Manusia sejak awal telah dilibatkan Allah dalam penyelenggaraan ciptaan. Hal
ini berarti bahwa sejak awal sudah ada inisiatif yang datang dari Allah untuk
menyapa dan melibatkan manusia dalam karya-karya-Nya. Begitu pula dalam
pengalaman Abraham, kita bisa melihat bahwa Allah telah lebih dahulu mengadakan
perjanjian untuk menjadikan Abraham sebagai bapa segala bangsa (Kej 17:4-5),
sehingga ada juga sebagian orang Jawa yang menggambarkan Yesus Kristus Sang
Gusti yang Menghadirkan Allah Mahakuasa berjumpa dengan manusia.
Karena
masyarakan Jawa yang sangat akrab dengan pewayangan maka bagi sebagian
orang-orang Kristen Jawa, sosok Yesus juga terkadang digambarkan dalam bentuk
cerita pewayangan dan yang menjadi tokoh yang mirip dengan Yesus adalah Semar.

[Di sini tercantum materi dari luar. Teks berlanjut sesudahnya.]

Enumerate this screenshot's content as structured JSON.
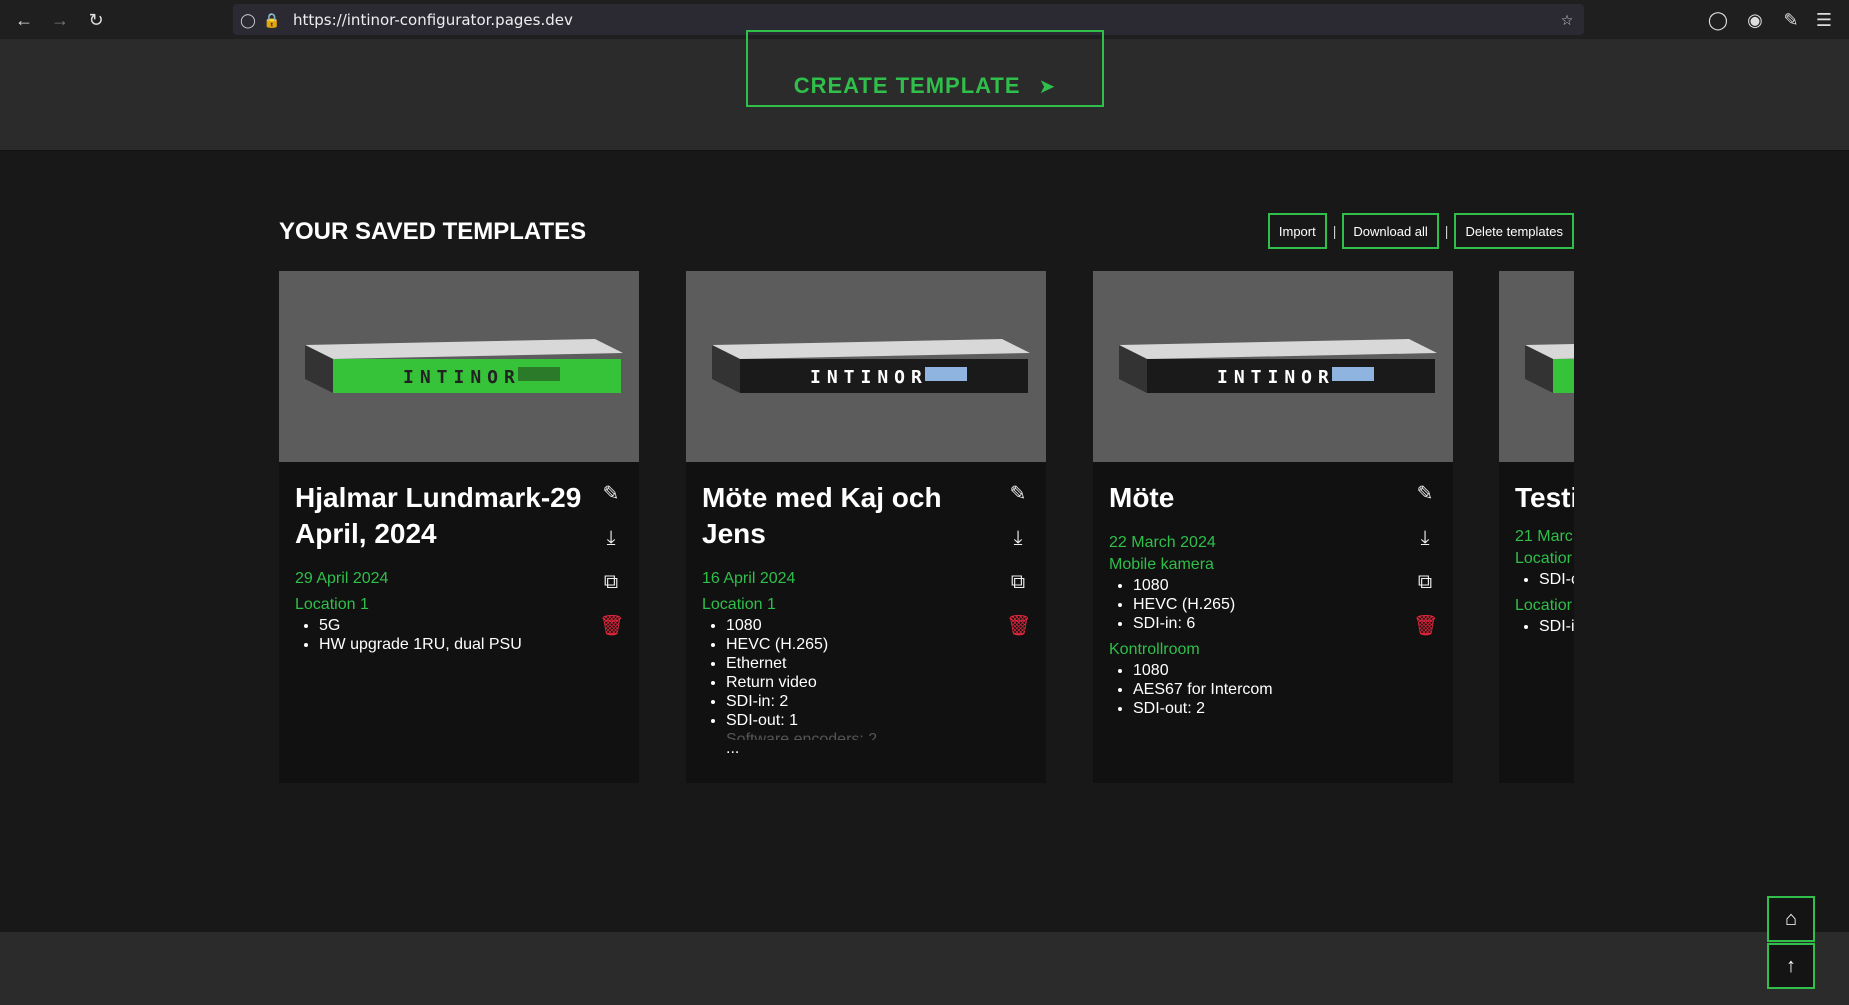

Ia seorang dewa dengan nama asli
Sanghyang Ismoyo yang menjelma menjadi manusia dan berperan sebagai punakawan
Pandawa (yang mirip dengan kisah inkarnasi Yesus Kristus), ataukah hanya
kebetulan saja saya belum tahu pasti kebenarannya.
Meskipun
Semar dikisahkan sebagai jelmaan Dewa Ismoyo, dia digambarkan dalam wujud aneh
dan lucu dengan kedudukan hina hanya sebagai hamba para Pandawa. Kesan mendalam
terhadap sifat-sifat baik seperti pada diri Ki Lurah Semar itulah, yang agaknya
ikut mendasari mayoritas orang Kristen (Jawa) dalam mengenal sosok Yesus
Kristus. Orang-orang Jawa dapat dengan mudah menerima Yesus Kristus yang
mengajarkan cinta kasih, pengampunan, kepedulian terhadap sesama dan
ajaran-ajaran kemanusiaan universal lainnya. Meskipun, Yesus Kristus
digambarkan dengan wajah khas orang Barat dengan perawakan tinggi besar dan
kulit putih serta berambut gondrong adalah gambaran yang sudah telanjur melekat
di benak masyarakat, karena sejak masuk ke nusantara melalui
misionaris-misionaris Barat, citra Yesus ditampilkan dalam kebudayaan mereka.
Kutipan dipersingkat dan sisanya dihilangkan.